Changing lives, changing schools, indeed—any impact I have had on changing schools in any way is because Ted and Nancy Sizer changed my life and growth as an educator. In the summer of 1986, I was living temporarily in New York City and thinking about the ways that the big, traditional high school I was working at outside of Boston made me feel like Horace Smith, the “protagonist” of Ted Sizer’s Horace’s Compromise. I was itching for change. My summer in New York convinced me that I wanted to move back to New York and teach at a school that was at least trying to work toward progressive reform. I spent the 1986-1987 school year figuring out how I could parlay my dream into reality. As luck would have it, an opening emerged at Bronxville High School (one of the first four CES schools). A phone call to the principal, Judy Codding, some interviews, and the next thing I knew I was headed back to New York to begin working at a Coalition school.
Things at Bronxville were “messy” (as Ted has always told us they would be), contentious, and alive with discussion about school reform and institutional change. In 1988, I participated in my first Fall Forum in Newport, Rhode Island, a much smaller event than those we’re a part of now. The great moment for me at that Fall Forum was meeting Ted and Nancy Sizer. The calm rationality, genuine humility, and gentle humanity of the Sizers were striking, as was their clear seriousness of purpose and commitment to the task at hand. They made a huge impression on me.
In the years that followed, my work with the Coalition became more and more intense. The Citibank Teaching Fellows, the National School Reform Faculty, and the work with other reform groups like Foxfire and Project Zero became a regular part of my life, as did summers in Providence. Always there, guiding the direction of these projects and endeavors, were Ted and Nancy. The philosophy, embodied by their presence and their actions, was always inspirational.
When Kathleen Cushman told me, at the 1993 Fall Forum in Louisville, that Massachusetts was about to pass a charter school bill and Ted was very interested in getting a real CES School started in their neck of the woods I thought that would be great. Would I be interested in working on it? Of course, I said, but I live in New York. As the project began to become a reality and my interest and involvement increased, I got a phone call from Ted informing me that a teacher education position was open at Brown, and if I were interested in moving closer to Massachusetts, here was the opportunity! Of course, that’s what happened, and the result was the Francis W. Parker Charter Essential School, of which Ted and Nancy are still the godparents, inspirational leaders, and proud co-creators (not to mention the year they served as co-principals—talk about “boots on the ground!”).

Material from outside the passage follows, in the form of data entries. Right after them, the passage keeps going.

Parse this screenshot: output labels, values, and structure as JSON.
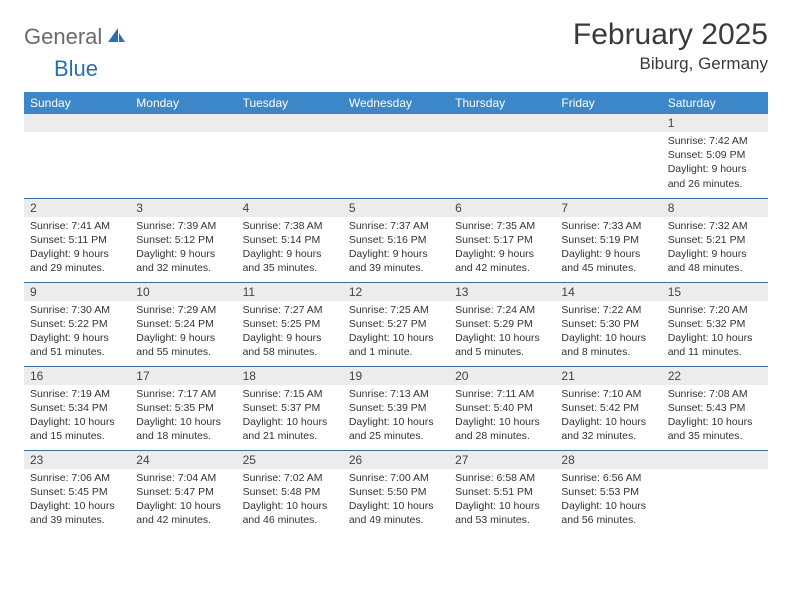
{
  "logo": {
    "text1": "General",
    "text2": "Blue"
  },
  "title": "February 2025",
  "location": "Biburg, Germany",
  "colors": {
    "header_bg": "#3b87c8",
    "header_text": "#ffffff",
    "daynum_bg": "#ececec",
    "cell_border": "#3b6fa0",
    "body_text": "#333333",
    "logo_gray": "#6b6b6b",
    "logo_blue": "#2a6fb5"
  },
  "typography": {
    "title_fontsize": 30,
    "location_fontsize": 17,
    "header_fontsize": 12,
    "daynum_fontsize": 12,
    "detail_fontsize": 10.5
  },
  "day_headers": [
    "Sunday",
    "Monday",
    "Tuesday",
    "Wednesday",
    "Thursday",
    "Friday",
    "Saturday"
  ],
  "weeks": [
    [
      null,
      null,
      null,
      null,
      null,
      null,
      {
        "n": "1",
        "sr": "7:42 AM",
        "ss": "5:09 PM",
        "dl": "9 hours and 26 minutes."
      }
    ],
    [
      {
        "n": "2",
        "sr": "7:41 AM",
        "ss": "5:11 PM",
        "dl": "9 hours and 29 minutes."
      },
      {
        "n": "3",
        "sr": "7:39 AM",
        "ss": "5:12 PM",
        "dl": "9 hours and 32 minutes."
      },
      {
        "n": "4",
        "sr": "7:38 AM",
        "ss": "5:14 PM",
        "dl": "9 hours and 35 minutes."
      },
      {
        "n": "5",
        "sr": "7:37 AM",
        "ss": "5:16 PM",
        "dl": "9 hours and 39 minutes."
      },
      {
        "n": "6",
        "sr": "7:35 AM",
        "ss": "5:17 PM",
        "dl": "9 hours and 42 minutes."
      },
      {
        "n": "7",
        "sr": "7:33 AM",
        "ss": "5:19 PM",
        "dl": "9 hours and 45 minutes."
      },
      {
        "n": "8",
        "sr": "7:32 AM",
        "ss": "5:21 PM",
        "dl": "9 hours and 48 minutes."
      }
    ],
    [
      {
        "n": "9",
        "sr": "7:30 AM",
        "ss": "5:22 PM",
        "dl": "9 hours and 51 minutes."
      },
      {
        "n": "10",
        "sr": "7:29 AM",
        "ss": "5:24 PM",
        "dl": "9 hours and 55 minutes."
      },
      {
        "n": "11",
        "sr": "7:27 AM",
        "ss": "5:25 PM",
        "dl": "9 hours and 58 minutes."
      },
      {
        "n": "12",
        "sr": "7:25 AM",
        "ss": "5:27 PM",
        "dl": "10 hours and 1 minute."
      },
      {
        "n": "13",
        "sr": "7:24 AM",
        "ss": "5:29 PM",
        "dl": "10 hours and 5 minutes."
      },
      {
        "n": "14",
        "sr": "7:22 AM",
        "ss": "5:30 PM",
        "dl": "10 hours and 8 minutes."
      },
      {
        "n": "15",
        "sr": "7:20 AM",
        "ss": "5:32 PM",
        "dl": "10 hours and 11 minutes."
      }
    ],
    [
      {
        "n": "16",
        "sr": "7:19 AM",
        "ss": "5:34 PM",
        "dl": "10 hours and 15 minutes."
      },
      {
        "n": "17",
        "sr": "7:17 AM",
        "ss": "5:35 PM",
        "dl": "10 hours and 18 minutes."
      },
      {
        "n": "18",
        "sr": "7:15 AM",
        "ss": "5:37 PM",
        "dl": "10 hours and 21 minutes."
      },
      {
        "n": "19",
        "sr": "7:13 AM",
        "ss": "5:39 PM",
        "dl": "10 hours and 25 minutes."
      },
      {
        "n": "20",
        "sr": "7:11 AM",
        "ss": "5:40 PM",
        "dl": "10 hours and 28 minutes."
      },
      {
        "n": "21",
        "sr": "7:10 AM",
        "ss": "5:42 PM",
        "dl": "10 hours and 32 minutes."
      },
      {
        "n": "22",
        "sr": "7:08 AM",
        "ss": "5:43 PM",
        "dl": "10 hours and 35 minutes."
      }
    ],
    [
      {
        "n": "23",
        "sr": "7:06 AM",
        "ss": "5:45 PM",
        "dl": "10 hours and 39 minutes."
      },
      {
        "n": "24",
        "sr": "7:04 AM",
        "ss": "5:47 PM",
        "dl": "10 hours and 42 minutes."
      },
      {
        "n": "25",
        "sr": "7:02 AM",
        "ss": "5:48 PM",
        "dl": "10 hours and 46 minutes."
      },
      {
        "n": "26",
        "sr": "7:00 AM",
        "ss": "5:50 PM",
        "dl": "10 hours and 49 minutes."
      },
      {
        "n": "27",
        "sr": "6:58 AM",
        "ss": "5:51 PM",
        "dl": "10 hours and 53 minutes."
      },
      {
        "n": "28",
        "sr": "6:56 AM",
        "ss": "5:53 PM",
        "dl": "10 hours and 56 minutes."
      },
      null
    ]
  ],
  "labels": {
    "sunrise": "Sunrise: ",
    "sunset": "Sunset: ",
    "daylight": "Daylight: "
  }
}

When I wrote a handbook on performance assessment, Ted gladly wrote the extremely kind and flattering foreword. When I would see Ted and Nancy, there was always something new or insightful to be learned. That’s just the way it is with the Sizers. I can’t imagine what my life as an educator would have become without their presence in my development.
When the Brown University Education Department gave Ted a Lifetime Achievement Award at our initial “No Teacher Left Behind” conference in 2007, I introduced Ted. What I said then is something I still believe. When historians of United States progressive education look at the 20th century, there John Dewey is at the beginning and Ted Sizer is at the end. The rest of us fill the space between with our efforts to live up to their vision.
Bil Johnson started substitute teaching in 1971. His association with the Coalition of Essential Schools began in 1987 and continued in multiple ways in the following years. Johnson was a co-founder the Francis W. Parker Charter Essential School in 1994; he co-wrote Parker’s charter and served as the Lead Teacher in Arts/Humanities when the school opened in 1995-96. Johnson returned to Brown University as a Senior Lecturer and the Director of Social Studies/History Education in the Education Department in 1996-97. In 2001, Johnson was the Founding President of the Board of Directors for Blackstone Academy Charter School in Pawtucket, Rhode Island. Johnson moved to the teacher education program at Yale University in 2007. In 2008, he taught at Essex Street Academy, an Essential school on the Lower East Side of NYC. Currently, Johnson teaches history at the Urban Assembly School for Design and Construction on West 50th Street in New York City. Johnson wrote The Performance Assessment Handbook, featuring examples of work from teachers in CES schools, and The Student Centered Classroom Handbook, which offers examples of Coalition principles in action in the classroom.